Last September Sheffield City Council announced that it had signed agreements with trade unions to pay around £36m for payments in total owed to its staff in around 260 job roles, bothin within the council and in schools.

The payments recognise that hundreds of mainly female workers were systematically underpaid for work of equal value to men.

The GMB trade union – one of three that represents council staff – launched an equal pay fight in October 2023.

Peter Davies, head of the GMB’s Regional Equal Pay Unit, said: “This week marks a powerful moment for working people in Sheffield.

“For many of these workers, this money will make a real and tangible difference to their lives.

“This progress reflects the collective work between GMB and Sheffield City Council to address historic inequalities.

“We need to ensure that pay injustice is never again something council employees in Sheffield are forced to experience.”

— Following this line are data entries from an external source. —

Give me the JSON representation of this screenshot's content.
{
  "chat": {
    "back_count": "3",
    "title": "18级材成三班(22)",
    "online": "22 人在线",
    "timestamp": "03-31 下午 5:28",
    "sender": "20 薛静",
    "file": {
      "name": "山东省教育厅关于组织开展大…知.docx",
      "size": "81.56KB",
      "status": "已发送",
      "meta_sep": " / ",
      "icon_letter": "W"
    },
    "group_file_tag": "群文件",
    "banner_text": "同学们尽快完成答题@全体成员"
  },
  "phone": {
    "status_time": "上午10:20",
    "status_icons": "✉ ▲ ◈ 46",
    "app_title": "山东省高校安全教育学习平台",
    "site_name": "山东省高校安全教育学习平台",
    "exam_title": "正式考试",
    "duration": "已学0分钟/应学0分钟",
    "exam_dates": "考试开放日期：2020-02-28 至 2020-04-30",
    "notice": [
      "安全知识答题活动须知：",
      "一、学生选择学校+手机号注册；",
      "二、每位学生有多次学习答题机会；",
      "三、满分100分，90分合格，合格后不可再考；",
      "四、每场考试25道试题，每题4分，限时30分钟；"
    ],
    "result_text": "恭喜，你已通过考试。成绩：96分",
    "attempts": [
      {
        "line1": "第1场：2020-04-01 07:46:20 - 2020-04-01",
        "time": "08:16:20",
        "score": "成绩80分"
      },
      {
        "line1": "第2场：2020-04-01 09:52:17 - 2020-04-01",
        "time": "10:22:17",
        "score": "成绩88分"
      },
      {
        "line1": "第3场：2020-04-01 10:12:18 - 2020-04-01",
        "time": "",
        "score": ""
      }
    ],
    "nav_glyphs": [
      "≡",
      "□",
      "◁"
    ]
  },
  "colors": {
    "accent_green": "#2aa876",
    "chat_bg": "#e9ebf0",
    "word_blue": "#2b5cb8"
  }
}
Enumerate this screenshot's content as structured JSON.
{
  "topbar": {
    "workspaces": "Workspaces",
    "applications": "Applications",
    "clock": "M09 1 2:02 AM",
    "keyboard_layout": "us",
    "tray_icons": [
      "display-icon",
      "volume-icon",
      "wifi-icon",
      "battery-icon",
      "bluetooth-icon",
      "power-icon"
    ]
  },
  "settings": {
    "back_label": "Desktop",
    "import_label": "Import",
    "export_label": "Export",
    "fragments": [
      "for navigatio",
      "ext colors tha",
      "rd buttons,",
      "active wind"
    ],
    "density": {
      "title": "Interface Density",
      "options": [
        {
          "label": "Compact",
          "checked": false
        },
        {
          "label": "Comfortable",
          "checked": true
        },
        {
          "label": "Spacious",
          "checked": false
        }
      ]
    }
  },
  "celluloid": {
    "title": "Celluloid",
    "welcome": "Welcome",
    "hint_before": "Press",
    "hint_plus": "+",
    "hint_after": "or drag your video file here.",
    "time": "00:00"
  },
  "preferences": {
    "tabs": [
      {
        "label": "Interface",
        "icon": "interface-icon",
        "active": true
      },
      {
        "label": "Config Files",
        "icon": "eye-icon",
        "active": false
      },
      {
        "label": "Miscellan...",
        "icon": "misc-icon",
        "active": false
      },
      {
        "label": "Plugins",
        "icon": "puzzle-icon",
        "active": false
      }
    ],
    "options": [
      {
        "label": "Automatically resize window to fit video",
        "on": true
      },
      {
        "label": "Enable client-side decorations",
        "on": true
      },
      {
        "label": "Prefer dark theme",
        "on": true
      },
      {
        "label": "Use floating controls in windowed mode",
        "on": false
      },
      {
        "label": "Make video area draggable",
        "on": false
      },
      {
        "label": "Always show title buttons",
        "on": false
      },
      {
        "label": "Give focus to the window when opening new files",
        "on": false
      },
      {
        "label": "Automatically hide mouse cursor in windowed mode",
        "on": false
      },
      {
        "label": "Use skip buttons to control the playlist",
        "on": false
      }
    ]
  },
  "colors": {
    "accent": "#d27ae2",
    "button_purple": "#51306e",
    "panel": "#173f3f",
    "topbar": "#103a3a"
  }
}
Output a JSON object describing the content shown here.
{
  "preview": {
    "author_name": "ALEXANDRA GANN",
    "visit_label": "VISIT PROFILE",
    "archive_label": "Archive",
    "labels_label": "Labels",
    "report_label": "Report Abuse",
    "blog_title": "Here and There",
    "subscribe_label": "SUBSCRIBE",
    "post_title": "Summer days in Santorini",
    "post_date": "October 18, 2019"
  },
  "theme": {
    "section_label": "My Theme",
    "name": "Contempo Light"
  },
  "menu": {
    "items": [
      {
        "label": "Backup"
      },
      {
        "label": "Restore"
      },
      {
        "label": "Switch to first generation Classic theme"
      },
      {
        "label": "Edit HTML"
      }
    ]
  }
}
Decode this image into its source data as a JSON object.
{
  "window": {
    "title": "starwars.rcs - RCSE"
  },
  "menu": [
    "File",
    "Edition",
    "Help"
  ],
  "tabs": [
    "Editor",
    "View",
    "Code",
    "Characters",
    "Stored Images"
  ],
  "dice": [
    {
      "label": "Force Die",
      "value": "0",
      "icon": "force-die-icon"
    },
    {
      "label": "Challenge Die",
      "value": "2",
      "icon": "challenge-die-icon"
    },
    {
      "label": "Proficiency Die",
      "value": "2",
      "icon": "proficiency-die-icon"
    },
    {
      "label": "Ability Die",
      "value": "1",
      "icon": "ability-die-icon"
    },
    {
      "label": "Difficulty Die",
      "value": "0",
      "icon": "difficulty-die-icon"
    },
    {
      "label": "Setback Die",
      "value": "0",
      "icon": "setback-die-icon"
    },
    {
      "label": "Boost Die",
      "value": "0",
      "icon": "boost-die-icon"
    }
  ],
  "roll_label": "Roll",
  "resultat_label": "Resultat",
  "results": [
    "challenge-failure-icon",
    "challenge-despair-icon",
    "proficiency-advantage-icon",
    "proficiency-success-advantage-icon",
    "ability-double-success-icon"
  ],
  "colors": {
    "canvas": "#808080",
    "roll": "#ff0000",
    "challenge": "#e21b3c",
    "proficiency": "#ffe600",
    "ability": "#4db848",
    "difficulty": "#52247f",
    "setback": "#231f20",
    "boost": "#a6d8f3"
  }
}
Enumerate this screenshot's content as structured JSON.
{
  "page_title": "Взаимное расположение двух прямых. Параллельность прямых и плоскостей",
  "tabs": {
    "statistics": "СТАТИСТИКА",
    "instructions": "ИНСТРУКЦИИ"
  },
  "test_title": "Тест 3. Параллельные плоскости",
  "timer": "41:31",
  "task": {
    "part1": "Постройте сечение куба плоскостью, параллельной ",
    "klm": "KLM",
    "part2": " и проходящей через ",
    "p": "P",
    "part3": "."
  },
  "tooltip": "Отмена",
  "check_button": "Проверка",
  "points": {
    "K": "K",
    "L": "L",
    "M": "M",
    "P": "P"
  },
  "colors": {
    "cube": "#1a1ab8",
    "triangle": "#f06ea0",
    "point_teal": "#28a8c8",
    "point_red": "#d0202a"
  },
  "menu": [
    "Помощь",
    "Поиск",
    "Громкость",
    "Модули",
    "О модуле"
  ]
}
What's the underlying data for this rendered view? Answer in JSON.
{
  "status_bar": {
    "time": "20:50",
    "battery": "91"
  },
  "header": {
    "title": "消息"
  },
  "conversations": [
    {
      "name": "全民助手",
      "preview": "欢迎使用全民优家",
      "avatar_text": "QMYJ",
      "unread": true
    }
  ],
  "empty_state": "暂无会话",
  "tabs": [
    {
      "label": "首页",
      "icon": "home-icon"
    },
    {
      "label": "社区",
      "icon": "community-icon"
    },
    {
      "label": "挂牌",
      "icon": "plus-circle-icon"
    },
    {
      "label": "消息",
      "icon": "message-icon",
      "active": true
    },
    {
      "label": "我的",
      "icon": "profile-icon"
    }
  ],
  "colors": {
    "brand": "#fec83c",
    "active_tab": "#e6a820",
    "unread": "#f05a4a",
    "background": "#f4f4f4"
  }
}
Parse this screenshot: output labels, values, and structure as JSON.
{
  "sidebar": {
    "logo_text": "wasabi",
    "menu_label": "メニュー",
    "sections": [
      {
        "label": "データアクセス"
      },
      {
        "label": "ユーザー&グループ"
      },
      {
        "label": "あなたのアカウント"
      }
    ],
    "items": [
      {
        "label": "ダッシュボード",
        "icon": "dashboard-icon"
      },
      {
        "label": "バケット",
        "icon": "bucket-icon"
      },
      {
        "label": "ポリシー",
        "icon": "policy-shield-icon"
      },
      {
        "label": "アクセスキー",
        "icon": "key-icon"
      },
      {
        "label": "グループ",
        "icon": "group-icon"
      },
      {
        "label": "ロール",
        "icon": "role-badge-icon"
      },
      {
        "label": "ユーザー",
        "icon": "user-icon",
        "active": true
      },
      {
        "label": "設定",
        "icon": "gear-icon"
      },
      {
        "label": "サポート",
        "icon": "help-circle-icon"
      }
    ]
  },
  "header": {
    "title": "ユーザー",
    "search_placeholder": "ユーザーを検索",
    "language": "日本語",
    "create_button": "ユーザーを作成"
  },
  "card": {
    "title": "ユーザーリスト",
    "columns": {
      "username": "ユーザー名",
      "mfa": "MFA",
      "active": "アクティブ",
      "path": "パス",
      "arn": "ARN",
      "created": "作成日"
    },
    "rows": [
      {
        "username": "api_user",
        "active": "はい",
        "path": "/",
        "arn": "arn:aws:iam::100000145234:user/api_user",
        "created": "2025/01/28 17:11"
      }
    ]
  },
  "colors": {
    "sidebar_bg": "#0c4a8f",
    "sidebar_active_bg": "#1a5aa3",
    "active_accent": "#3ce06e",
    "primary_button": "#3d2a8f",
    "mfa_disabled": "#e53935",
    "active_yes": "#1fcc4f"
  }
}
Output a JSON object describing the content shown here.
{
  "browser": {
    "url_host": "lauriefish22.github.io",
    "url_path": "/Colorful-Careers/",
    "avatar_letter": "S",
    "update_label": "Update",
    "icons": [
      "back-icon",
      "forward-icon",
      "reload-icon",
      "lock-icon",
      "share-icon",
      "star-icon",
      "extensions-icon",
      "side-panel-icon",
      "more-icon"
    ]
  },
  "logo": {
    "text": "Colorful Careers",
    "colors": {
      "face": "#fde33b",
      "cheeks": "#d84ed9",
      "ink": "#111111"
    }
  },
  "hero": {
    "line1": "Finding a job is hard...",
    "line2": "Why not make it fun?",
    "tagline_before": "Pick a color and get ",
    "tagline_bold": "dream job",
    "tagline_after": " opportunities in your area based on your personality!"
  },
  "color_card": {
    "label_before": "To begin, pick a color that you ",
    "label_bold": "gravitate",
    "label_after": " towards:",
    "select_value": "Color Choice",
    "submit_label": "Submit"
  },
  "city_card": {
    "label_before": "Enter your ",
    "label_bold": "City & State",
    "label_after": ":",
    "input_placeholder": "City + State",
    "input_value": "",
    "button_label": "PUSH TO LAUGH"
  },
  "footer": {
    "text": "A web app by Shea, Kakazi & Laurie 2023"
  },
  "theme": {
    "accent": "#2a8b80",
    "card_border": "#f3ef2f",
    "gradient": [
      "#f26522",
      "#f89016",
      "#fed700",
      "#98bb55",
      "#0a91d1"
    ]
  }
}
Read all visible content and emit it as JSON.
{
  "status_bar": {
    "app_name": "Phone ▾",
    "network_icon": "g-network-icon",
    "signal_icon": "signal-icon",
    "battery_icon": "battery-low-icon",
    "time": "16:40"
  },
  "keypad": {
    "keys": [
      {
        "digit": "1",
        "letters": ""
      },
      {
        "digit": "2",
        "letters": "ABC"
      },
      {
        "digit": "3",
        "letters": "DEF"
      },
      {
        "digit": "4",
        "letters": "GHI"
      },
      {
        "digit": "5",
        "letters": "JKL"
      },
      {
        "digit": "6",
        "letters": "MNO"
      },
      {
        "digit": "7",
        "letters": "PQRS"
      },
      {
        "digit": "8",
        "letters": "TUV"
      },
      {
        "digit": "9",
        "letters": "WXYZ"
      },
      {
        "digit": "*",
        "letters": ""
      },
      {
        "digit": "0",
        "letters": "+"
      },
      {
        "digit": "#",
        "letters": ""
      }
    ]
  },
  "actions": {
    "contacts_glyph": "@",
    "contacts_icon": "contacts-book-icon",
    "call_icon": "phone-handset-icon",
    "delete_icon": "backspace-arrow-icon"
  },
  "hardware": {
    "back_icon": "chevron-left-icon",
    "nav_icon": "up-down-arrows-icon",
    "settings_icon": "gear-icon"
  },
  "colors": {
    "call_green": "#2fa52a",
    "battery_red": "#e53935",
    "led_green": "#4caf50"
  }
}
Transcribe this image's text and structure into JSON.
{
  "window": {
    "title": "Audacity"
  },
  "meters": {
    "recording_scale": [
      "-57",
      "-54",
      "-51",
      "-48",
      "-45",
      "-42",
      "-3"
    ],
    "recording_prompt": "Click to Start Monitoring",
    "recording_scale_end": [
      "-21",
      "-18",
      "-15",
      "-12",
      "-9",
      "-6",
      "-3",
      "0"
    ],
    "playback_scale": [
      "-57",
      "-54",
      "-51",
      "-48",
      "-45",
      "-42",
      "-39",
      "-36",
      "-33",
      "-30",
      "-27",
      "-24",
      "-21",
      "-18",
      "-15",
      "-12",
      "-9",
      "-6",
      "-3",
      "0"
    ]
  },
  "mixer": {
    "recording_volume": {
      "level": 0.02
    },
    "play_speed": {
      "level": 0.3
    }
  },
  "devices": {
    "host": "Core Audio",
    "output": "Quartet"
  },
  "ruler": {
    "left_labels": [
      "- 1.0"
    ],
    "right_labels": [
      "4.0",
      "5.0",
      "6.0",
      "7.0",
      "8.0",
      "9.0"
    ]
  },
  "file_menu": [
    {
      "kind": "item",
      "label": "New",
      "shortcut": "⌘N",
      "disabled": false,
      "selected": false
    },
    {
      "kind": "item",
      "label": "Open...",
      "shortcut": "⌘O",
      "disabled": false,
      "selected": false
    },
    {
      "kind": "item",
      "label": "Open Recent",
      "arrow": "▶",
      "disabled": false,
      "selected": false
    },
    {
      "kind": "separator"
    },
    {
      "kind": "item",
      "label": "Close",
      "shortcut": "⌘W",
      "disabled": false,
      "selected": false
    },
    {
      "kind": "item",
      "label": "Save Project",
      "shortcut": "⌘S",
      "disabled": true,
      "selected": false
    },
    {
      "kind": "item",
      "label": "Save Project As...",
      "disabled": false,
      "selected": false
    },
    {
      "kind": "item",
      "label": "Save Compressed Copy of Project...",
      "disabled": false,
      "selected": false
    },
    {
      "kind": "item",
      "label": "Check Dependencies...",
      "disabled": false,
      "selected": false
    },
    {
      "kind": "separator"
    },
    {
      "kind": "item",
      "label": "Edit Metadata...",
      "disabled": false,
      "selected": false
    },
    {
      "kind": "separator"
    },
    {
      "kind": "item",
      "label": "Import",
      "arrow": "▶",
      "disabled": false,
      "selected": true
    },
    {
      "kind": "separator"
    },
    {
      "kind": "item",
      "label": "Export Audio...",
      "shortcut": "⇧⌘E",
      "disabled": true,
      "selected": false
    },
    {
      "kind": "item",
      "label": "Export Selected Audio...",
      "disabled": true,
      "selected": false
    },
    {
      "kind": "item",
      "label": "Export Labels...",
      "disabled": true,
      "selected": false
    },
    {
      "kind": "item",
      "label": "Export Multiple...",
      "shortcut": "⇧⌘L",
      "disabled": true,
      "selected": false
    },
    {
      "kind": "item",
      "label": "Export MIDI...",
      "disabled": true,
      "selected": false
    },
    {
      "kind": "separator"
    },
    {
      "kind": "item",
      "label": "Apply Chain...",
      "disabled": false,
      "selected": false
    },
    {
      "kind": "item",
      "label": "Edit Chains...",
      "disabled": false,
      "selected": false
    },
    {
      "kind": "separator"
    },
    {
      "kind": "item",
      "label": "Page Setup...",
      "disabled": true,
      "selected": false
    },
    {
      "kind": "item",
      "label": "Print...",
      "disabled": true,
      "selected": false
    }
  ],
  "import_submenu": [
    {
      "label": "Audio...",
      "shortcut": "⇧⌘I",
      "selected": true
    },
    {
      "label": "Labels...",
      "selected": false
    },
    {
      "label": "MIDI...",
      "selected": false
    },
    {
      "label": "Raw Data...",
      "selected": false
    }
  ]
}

The council made a statement that said it reached a landmark equal pay agreement last year with recognised trade unions UNISON, GMB and UNITE to “resolve historical equal pay issues across the organisation including community-maintained schools”.

This work is being delivered in stages – as part of delivering on that agreement, eligible employees in community-maintained schools are now being contacted with their individual equal pay redress outcomes.

Just over 1,000 employees across 38 council community-maintained schools received their offers this week.

The council said that the number of employees receiving offers at this stage is slightly lower than figures referenced last year.

This is because six schools have since converted to academy status and eight schools have not yet completed the required data assurance process.

Schools that have not yet completed the data assurance process or have recently converted to an academy will be included later this year, once that work is finalised.

Community-maintained schools are being treated separately from other council services, because the process needed to be tailored to work for schools.

Payments to eligible staff will not be funded from individual school budgets.

This stage for community-maintained schools is the next part in a planned process which started last year and does not represent a new scheme or a change to the council’s position, the statement added.